2Department of Physics, University of Allahabad, Allahabad, India.
E-mail: anshu_786@rediffmail.com, anshu_ms@yahoo.com
ABSTRACT
Evaluated annual mean and seasonal means net heat flux at the ocean surface for the period 1975-1998 from an ocean model results for Southern Indian Ocean (SIO) having spatial coverage 0.25°N-74.25°S & 15.75°E-120.75°E. It has been found that model annual mean and seasonal means net heat flux fields agree moderately with Southampton Oceanography Center (SOC) climatological heat fluxes and there are spatial inconsistencies in computation against a good agreement in-between model and SOC data sets in the region of interest.
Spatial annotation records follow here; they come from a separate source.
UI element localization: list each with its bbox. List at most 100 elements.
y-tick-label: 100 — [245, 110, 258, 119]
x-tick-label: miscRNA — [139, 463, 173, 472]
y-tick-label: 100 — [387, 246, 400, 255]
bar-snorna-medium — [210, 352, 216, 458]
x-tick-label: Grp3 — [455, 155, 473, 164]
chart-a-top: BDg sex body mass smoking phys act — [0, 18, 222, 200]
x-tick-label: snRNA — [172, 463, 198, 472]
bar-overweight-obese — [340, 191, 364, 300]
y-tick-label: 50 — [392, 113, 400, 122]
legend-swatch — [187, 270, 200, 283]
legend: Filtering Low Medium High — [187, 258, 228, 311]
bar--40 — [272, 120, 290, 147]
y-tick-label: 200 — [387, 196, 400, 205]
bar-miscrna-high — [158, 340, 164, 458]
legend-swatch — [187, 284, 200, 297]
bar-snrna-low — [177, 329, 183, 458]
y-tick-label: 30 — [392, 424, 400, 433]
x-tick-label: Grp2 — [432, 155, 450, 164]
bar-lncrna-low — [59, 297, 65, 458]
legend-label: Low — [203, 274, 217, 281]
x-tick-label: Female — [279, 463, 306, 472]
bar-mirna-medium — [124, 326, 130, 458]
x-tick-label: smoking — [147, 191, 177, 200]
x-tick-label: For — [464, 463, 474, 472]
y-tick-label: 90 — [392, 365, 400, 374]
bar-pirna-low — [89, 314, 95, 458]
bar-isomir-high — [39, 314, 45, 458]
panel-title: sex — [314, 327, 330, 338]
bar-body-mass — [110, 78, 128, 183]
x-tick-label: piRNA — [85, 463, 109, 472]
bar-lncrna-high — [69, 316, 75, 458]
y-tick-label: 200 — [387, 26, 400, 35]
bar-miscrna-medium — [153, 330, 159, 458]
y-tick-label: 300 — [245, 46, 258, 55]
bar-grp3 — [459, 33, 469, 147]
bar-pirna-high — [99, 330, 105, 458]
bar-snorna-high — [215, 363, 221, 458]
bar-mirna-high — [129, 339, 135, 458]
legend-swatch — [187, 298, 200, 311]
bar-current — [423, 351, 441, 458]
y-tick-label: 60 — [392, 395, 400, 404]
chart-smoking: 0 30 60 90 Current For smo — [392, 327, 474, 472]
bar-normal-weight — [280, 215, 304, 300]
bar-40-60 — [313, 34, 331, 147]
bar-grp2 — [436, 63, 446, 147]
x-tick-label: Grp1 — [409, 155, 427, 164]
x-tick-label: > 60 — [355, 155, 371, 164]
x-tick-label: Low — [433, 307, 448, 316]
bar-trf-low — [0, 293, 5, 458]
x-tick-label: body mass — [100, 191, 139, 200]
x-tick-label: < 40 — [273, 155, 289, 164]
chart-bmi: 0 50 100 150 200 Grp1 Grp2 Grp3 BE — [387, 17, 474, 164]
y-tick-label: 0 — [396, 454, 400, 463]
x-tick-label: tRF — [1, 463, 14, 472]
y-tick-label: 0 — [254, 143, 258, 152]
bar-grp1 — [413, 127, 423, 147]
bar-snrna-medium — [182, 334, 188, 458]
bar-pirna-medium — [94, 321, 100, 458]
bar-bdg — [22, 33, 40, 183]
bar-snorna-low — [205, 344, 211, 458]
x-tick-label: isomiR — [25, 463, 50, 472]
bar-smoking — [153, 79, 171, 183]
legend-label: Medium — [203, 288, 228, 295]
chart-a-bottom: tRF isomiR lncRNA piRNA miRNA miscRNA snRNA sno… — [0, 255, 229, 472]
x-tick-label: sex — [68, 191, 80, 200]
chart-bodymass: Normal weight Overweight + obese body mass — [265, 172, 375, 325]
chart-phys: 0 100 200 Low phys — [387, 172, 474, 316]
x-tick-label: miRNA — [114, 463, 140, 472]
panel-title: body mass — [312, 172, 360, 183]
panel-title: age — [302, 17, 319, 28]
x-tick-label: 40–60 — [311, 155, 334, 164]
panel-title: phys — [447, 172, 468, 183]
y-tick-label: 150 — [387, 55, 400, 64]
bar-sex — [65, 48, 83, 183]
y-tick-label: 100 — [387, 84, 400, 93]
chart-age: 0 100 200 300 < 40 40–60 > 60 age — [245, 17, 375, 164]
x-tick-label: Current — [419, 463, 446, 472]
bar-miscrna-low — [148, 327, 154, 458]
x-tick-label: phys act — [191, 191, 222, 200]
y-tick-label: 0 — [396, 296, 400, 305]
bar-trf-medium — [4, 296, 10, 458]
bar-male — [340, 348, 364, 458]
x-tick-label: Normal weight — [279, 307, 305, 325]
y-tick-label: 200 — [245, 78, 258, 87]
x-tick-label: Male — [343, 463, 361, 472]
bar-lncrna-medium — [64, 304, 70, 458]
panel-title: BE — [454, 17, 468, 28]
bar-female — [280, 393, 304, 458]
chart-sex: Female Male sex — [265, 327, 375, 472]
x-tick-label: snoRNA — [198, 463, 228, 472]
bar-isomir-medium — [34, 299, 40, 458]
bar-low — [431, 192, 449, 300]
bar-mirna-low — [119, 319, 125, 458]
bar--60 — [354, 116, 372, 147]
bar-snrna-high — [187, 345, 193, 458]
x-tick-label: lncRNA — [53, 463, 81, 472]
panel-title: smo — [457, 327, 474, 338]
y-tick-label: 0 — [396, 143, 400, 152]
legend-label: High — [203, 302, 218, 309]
These discrepancies may be due to deficiency with model physics or sampling related bias in SOC data sets. Further, nature of variability of surface heat flux field in SIO was studied using Empirical Orthogonal Functions (EOF) techniques. Interannual variability represented in the first EOF of surface heat flux anomaly shows a strong trend in the Antarctic Circumpolar Current (ACC) region and significance variability around ten years.